L’automne qui a suivi, elle s’est inscrite à son premier marathon. À Toronto, elle a conclu avec un temps de 3h24 pour se classer à Boston… sans le savoir ! Son entourage ne cessait de la féliciter pour cet exploit. « C’est quoi Boston ? » Elle ignorait totalement l’existence et l’histoire de cet événement. Elle a rapidement compris qu’elle venait d’entrer dans les grandes ligues.
Elle qui ne savait pas nager a suivi des cours afin de sécuriser la piscine familiale mais aussi pour entreprendre un demi ironman. En 2013 à Muskoka en Ontario, elle s’est classée pour le Championnat du monde de Tremblant en 2014. Elle s’est inscrite pour l’ironman en août de la même année, compétition qu’elle n’a finalement jamais pu faire puisqu’elle s’est fracturée une main suite à une chute en vélo quelques mois plus tôt lors du demi de Tremblant. « Assurément, j’aurais pu mériter un laissez-passer pour le championnat du monde à Hawaï en octobre mais il faut croire que ça ne devait pas être. »
Elle mijote toujours ce projet d’ironman mais elle croit que cette réalisation se fera après ses 50 ans.
La télévision et le tricot, ce n'est pas pour elle !
Pascale bouge continuellement. « Je reste assis difficilement. La télévision et le tricot, ce n’est pas pour moi. » Et dire qu’elle a déjà fumé entre 12 et 20 ans !
Force est d’admettre qu’elle a appris à rester sur son appétit à l’échelle des performances et du temps consacré aux entraînements car ses possibilités de rendement auraient pu être plus impressionnantes. Or, elle a quand même pu ressentir cette pression que les bonnes performances suscitent. « Malgré tout, pas question de négliger ses priorités. Je cours, je m’assume, je sais que j’ai une force entre les deux oreilles et je parviens maintenant à m’auto diagnostiquer. »
Elle parle de l’Australie pour son prochain marathon en 2019. Toutefois, tard cet automne, on pourrait l’apercevoir sur un parcours.

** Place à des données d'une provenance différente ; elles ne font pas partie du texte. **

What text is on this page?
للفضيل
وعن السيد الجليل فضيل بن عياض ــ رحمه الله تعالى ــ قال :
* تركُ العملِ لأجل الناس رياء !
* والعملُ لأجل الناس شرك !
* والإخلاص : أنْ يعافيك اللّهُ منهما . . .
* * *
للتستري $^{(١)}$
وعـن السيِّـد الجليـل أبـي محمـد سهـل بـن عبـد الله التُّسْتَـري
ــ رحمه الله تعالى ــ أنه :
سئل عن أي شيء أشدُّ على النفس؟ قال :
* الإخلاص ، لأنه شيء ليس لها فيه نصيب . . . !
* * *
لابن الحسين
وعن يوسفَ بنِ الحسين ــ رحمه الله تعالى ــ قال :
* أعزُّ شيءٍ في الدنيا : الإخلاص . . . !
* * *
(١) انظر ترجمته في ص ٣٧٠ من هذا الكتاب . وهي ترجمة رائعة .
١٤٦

D'autres réalisations viendront s'ajouter à cette belle réussite pour Pascale Dubois.
Fière de se retrouver parmi les femmes qui ont participé aux six marathons majeurs à travers le monde, elle sait que seulement quatre québécoises détiennent cet exploit et pour la meilleure moyenne des temps obtenus, elle figure en tête de lice.
En me montrant ses muscles de bras, levés vers le haut pour étaler toute sa force, elle m’a dit avec un large sourire : « Moi, je fais des ménages à la maison ».